El ser de piel agrietada, examinando las extrañas formas de vida que se habían adaptado a ese entorno, descendía adentrándose en las entrañas del planeta cúbico. Cuanto más cerca estaba de su objetivo, cuanto más se aproximaba al lugar en el que obtendría lo que se le había negado durante eones, más intensa era la felicidad que sentía.
—Ha llegado el día de desenterrar lo que más temes —dijo, posando la mano en una inmensa puerta de piedra con unos grabados en una lengua que fue usada por primera vez mucho antes de que el universo fuera creado—. Ha llegado el día en el que empezarás a enfermar. —La puerta tembló y comenzó a abrirse con gran estruendo—. El día en que tú y tu creación os sumergiréis en una lenta agónica.
Entró en una gran sala y observó las gigantescas estatuas que representaban a los doce seres de su especie. Lentamente, recorrió con la mirada los rostros de sus hermanos. Sin decir nada, meditando, recordando cómo habían conseguido evolucionar hasta convertirse en los dueños de la antigua existencia, miró la estatua sin cabeza que construyeron para burlarse de su derrota.
Sin importarle, con la ofensa consiguiendo solo que el placer de hallarse ahí fuese más intenso, caminó hacia el centro de la sala y tocó el gran huevo de piedra que estaba incrustado en el suelo macizo.
La superficie pétrea se fracturó y una luz verde se propagó a través de las fisuras. Sintiendo el calor que desprendían esos brillos, sonrió e hizo más presión.
—Por fin.
La sala comenzó a temblar, las estatuas se agrietaron y del techo cayeron trozos de piedra. Envuelto por la polvareda que esparcían los fragmentos de roca al impactar contra el suelo, apretó la superficie del huevo e introdujo el brazo en su interior.

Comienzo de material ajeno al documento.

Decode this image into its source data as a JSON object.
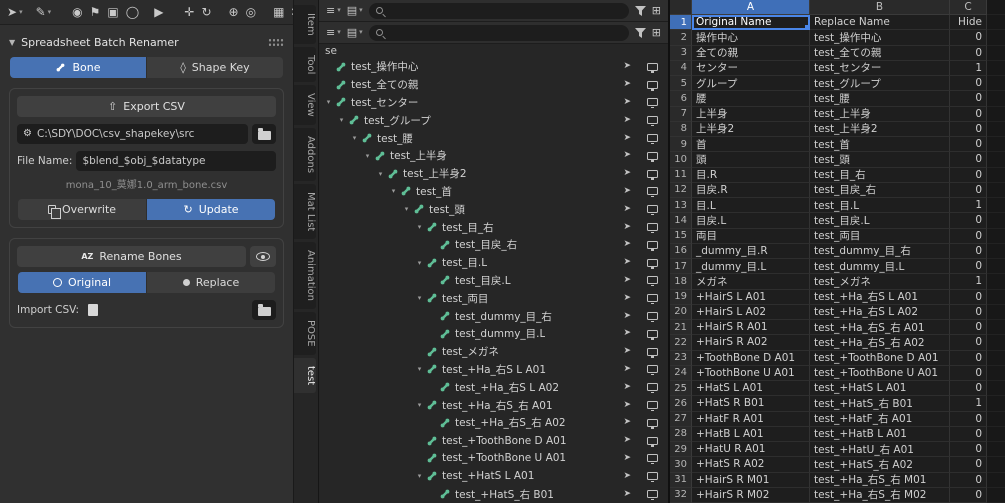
{
  "accent_colors": {
    "blue": "#4772b3",
    "bone_green": "#5fbe96",
    "header_blue": "#3f6fb8",
    "selection_border": "#4a86e8"
  },
  "icons": {
    "panel_caret": "▼",
    "sort_az": "AZ",
    "refresh": "↻",
    "export_arrow": "⇧",
    "wrench": "⚙",
    "menu": "≡",
    "image": "▤",
    "caret_small": "▾",
    "new_collection": "⊞",
    "cursor_arrow": "➤",
    "shape_key": "◊"
  },
  "viewport_header": {
    "tools": [
      {
        "name": "tweak-select-tool-button",
        "glyph": "➤",
        "dropdown": true
      },
      {
        "name": "annotate-tool-button",
        "glyph": "✎",
        "dropdown": true,
        "gap": 6
      },
      {
        "name": "pose-mode-button",
        "glyph": "◉",
        "gap": 14
      },
      {
        "name": "flag-marker-button",
        "glyph": "⚑"
      },
      {
        "name": "mirror-toggle-button",
        "glyph": "▣"
      },
      {
        "name": "sphere-widget-button",
        "glyph": "◯"
      },
      {
        "name": "play-button",
        "glyph": "▶",
        "gap": 8
      },
      {
        "name": "transform-gizmo-button",
        "glyph": "✛",
        "gap": 14
      },
      {
        "name": "rotate-gizmo-button",
        "glyph": "↻"
      },
      {
        "name": "snapping-button",
        "glyph": "⊕",
        "gap": 10
      },
      {
        "name": "proportional-edit-button",
        "glyph": "◎"
      },
      {
        "name": "overlays-button",
        "glyph": "▦",
        "gap": 10
      },
      {
        "name": "editor-display-button",
        "glyph": "∷",
        "dropdown": true
      }
    ]
  },
  "sidebar": {
    "panel_title": "Spreadsheet Batch Renamer",
    "mode_tabs": {
      "bone": "Bone",
      "shape_key": "Shape Key"
    },
    "export_button": "Export CSV",
    "csv_dir": "C:\\SDY\\DOC\\csv_shapekey\\src",
    "file_name_label": "File Name:",
    "file_name_value": "$blend_$obj_$datatype",
    "file_name_preview": "mona_10_莫娜1.0_arm_bone.csv",
    "overwrite_button": "Overwrite",
    "update_button": "Update",
    "rename_button": "Rename Bones",
    "name_mode": {
      "original": "Original",
      "replace": "Replace"
    },
    "import_label": "Import CSV:"
  },
  "side_tabs": [
    {
      "label": "Item"
    },
    {
      "label": "Tool"
    },
    {
      "label": "View"
    },
    {
      "label": "Addons"
    },
    {
      "label": "Mat List"
    },
    {
      "label": "Animation"
    },
    {
      "label": "POSE"
    },
    {
      "label": "test",
      "active": true
    }
  ],
  "outliner": {
    "clipped_row_label": "se",
    "search_value": "",
    "rows": [
      {
        "label": "test_操作中心",
        "indent": 0,
        "arrow": false
      },
      {
        "label": "test_全ての親",
        "indent": 0,
        "arrow": false
      },
      {
        "label": "test_センター",
        "indent": 0,
        "arrow": true
      },
      {
        "label": "test_グループ",
        "indent": 1,
        "arrow": true
      },
      {
        "label": "test_腰",
        "indent": 2,
        "arrow": true
      },
      {
        "label": "test_上半身",
        "indent": 3,
        "arrow": true
      },
      {
        "label": "test_上半身2",
        "indent": 4,
        "arrow": true
      },
      {
        "label": "test_首",
        "indent": 5,
        "arrow": true
      },
      {
        "label": "test_頭",
        "indent": 6,
        "arrow": true
      },
      {
        "label": "test_目_右",
        "indent": 7,
        "arrow": true
      },
      {
        "label": "test_目戻_右",
        "indent": 8,
        "arrow": false
      },
      {
        "label": "test_目.L",
        "indent": 7,
        "arrow": true
      },
      {
        "label": "test_目戻.L",
        "indent": 8,
        "arrow": false
      },
      {
        "label": "test_両目",
        "indent": 7,
        "arrow": true
      },
      {
        "label": "test_dummy_目_右",
        "indent": 8,
        "arrow": false
      },
      {
        "label": "test_dummy_目.L",
        "indent": 8,
        "arrow": false
      },
      {
        "label": "test_メガネ",
        "indent": 7,
        "arrow": false
      },
      {
        "label": "test_+Ha_右S L A01",
        "indent": 7,
        "arrow": true
      },
      {
        "label": "test_+Ha_右S L A02",
        "indent": 8,
        "arrow": false
      },
      {
        "label": "test_+Ha_右S_右 A01",
        "indent": 7,
        "arrow": true
      },
      {
        "label": "test_+Ha_右S_右 A02",
        "indent": 8,
        "arrow": false
      },
      {
        "label": "test_+ToothBone D A01",
        "indent": 7,
        "arrow": false
      },
      {
        "label": "test_+ToothBone U A01",
        "indent": 7,
        "arrow": false
      },
      {
        "label": "test_+HatS L A01",
        "indent": 7,
        "arrow": true
      },
      {
        "label": "test_+HatS_右 B01",
        "indent": 8,
        "arrow": false
      }
    ]
  },
  "spreadsheet": {
    "columns": [
      {
        "label": "A",
        "selected": true
      },
      {
        "label": "B",
        "selected": false
      },
      {
        "label": "C",
        "selected": false
      }
    ],
    "selected_cell": "A1",
    "rows": [
      {
        "n": 1,
        "a": "Original Name",
        "b": "Replace Name",
        "c": "Hide",
        "selected": true
      },
      {
        "n": 2,
        "a": "操作中心",
        "b": "test_操作中心",
        "c": "0"
      },
      {
        "n": 3,
        "a": "全ての親",
        "b": "test_全ての親",
        "c": "0"
      },
      {
        "n": 4,
        "a": "センター",
        "b": "test_センター",
        "c": "1"
      },
      {
        "n": 5,
        "a": "グループ",
        "b": "test_グループ",
        "c": "0"
      },
      {
        "n": 6,
        "a": "腰",
        "b": "test_腰",
        "c": "0"
      },
      {
        "n": 7,
        "a": "上半身",
        "b": "test_上半身",
        "c": "0"
      },
      {
        "n": 8,
        "a": "上半身2",
        "b": "test_上半身2",
        "c": "0"
      },
      {
        "n": 9,
        "a": "首",
        "b": "test_首",
        "c": "0"
      },
      {
        "n": 10,
        "a": "頭",
        "b": "test_頭",
        "c": "0"
      },
      {
        "n": 11,
        "a": "目.R",
        "b": "test_目_右",
        "c": "0"
      },
      {
        "n": 12,
        "a": "目戻.R",
        "b": "test_目戻_右",
        "c": "0"
      },
      {
        "n": 13,
        "a": "目.L",
        "b": "test_目.L",
        "c": "1"
      },
      {
        "n": 14,
        "a": "目戻.L",
        "b": "test_目戻.L",
        "c": "0"
      },
      {
        "n": 15,
        "a": "両目",
        "b": "test_両目",
        "c": "0"
      },
      {
        "n": 16,
        "a": "_dummy_目.R",
        "b": "test_dummy_目_右",
        "c": "0"
      },
      {
        "n": 17,
        "a": "_dummy_目.L",
        "b": "test_dummy_目.L",
        "c": "0"
      },
      {
        "n": 18,
        "a": "メガネ",
        "b": "test_メガネ",
        "c": "1"
      },
      {
        "n": 19,
        "a": "+HairS L A01",
        "b": "test_+Ha_右S L A01",
        "c": "0"
      },
      {
        "n": 20,
        "a": "+HairS L A02",
        "b": "test_+Ha_右S L A02",
        "c": "0"
      },
      {
        "n": 21,
        "a": "+HairS R A01",
        "b": "test_+Ha_右S_右 A01",
        "c": "0"
      },
      {
        "n": 22,
        "a": "+HairS R A02",
        "b": "test_+Ha_右S_右 A02",
        "c": "0"
      },
      {
        "n": 23,
        "a": "+ToothBone D A01",
        "b": "test_+ToothBone D A01",
        "c": "0"
      },
      {
        "n": 24,
        "a": "+ToothBone U A01",
        "b": "test_+ToothBone U A01",
        "c": "0"
      },
      {
        "n": 25,
        "a": "+HatS L A01",
        "b": "test_+HatS L A01",
        "c": "0"
      },
      {
        "n": 26,
        "a": "+HatS R B01",
        "b": "test_+HatS_右 B01",
        "c": "1"
      },
      {
        "n": 27,
        "a": "+HatF R A01",
        "b": "test_+HatF_右 A01",
        "c": "0"
      },
      {
        "n": 28,
        "a": "+HatB L A01",
        "b": "test_+HatB L A01",
        "c": "0"
      },
      {
        "n": 29,
        "a": "+HatU R A01",
        "b": "test_+HatU_右 A01",
        "c": "0"
      },
      {
        "n": 30,
        "a": "+HatS R A02",
        "b": "test_+HatS_右 A02",
        "c": "0"
      },
      {
        "n": 31,
        "a": "+HairS R M01",
        "b": "test_+Ha_右S_右 M01",
        "c": "0"
      },
      {
        "n": 32,
        "a": "+HairS R M02",
        "b": "test_+Ha_右S_右 M02",
        "c": "0"
      }
    ]
  }
}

—He deseado esto durante mucho tiempo —dijo, sujetando algo que intentaba alejarse de él—. Hoy empezarás a pagar por lo que hiciste. —Un llanto surgió del huevo y se propagó por la estancia—. Hoy perderás a tu vástago. —Apretó la mano y el llanto se silenció.
El brillo verde se apagó y la sala dejó de temblar. Satisfecho, el ser de la piel agrietada sacó el brazo del huevo, recorrió con la mirada una última vez las estatuas y sonrió. Le alegró ver las fracturas en las esculturas que representaban a los seres de su especie; le trasmitían el destino al que estaban abocados.
—Somos el pasado. —Se dio la vuelta y empezó a caminar—. Y volveremos al pasado para purgar nuestros pecados.
Cuando dejó atrás la estancia, sin detenerse, movió la mano y parte de la estructura se derrumbó sepultando la sala. Con la plenitud poseyéndolo, al mismo tiempo que pisaba la sustancia pastosa, dijo:
—Es hora de que reinen las pesadillas.
En silencio, siguió ascendiendo hasta llegar a la superficie justo a tiempo para contemplar cómo moría el sol al que el planeta le había estado drenando la energía. Como si de un buen augurio se tratase, se detuvo y se deleitó con la trasformación del cuerpo celeste.
Siendo testigo de cómo ese sistema solar se fundía con la negrura del espacio, observando el astro oscuro, dijo:
—Pronto resurgirá el orden y retornaremos a la creación oscura.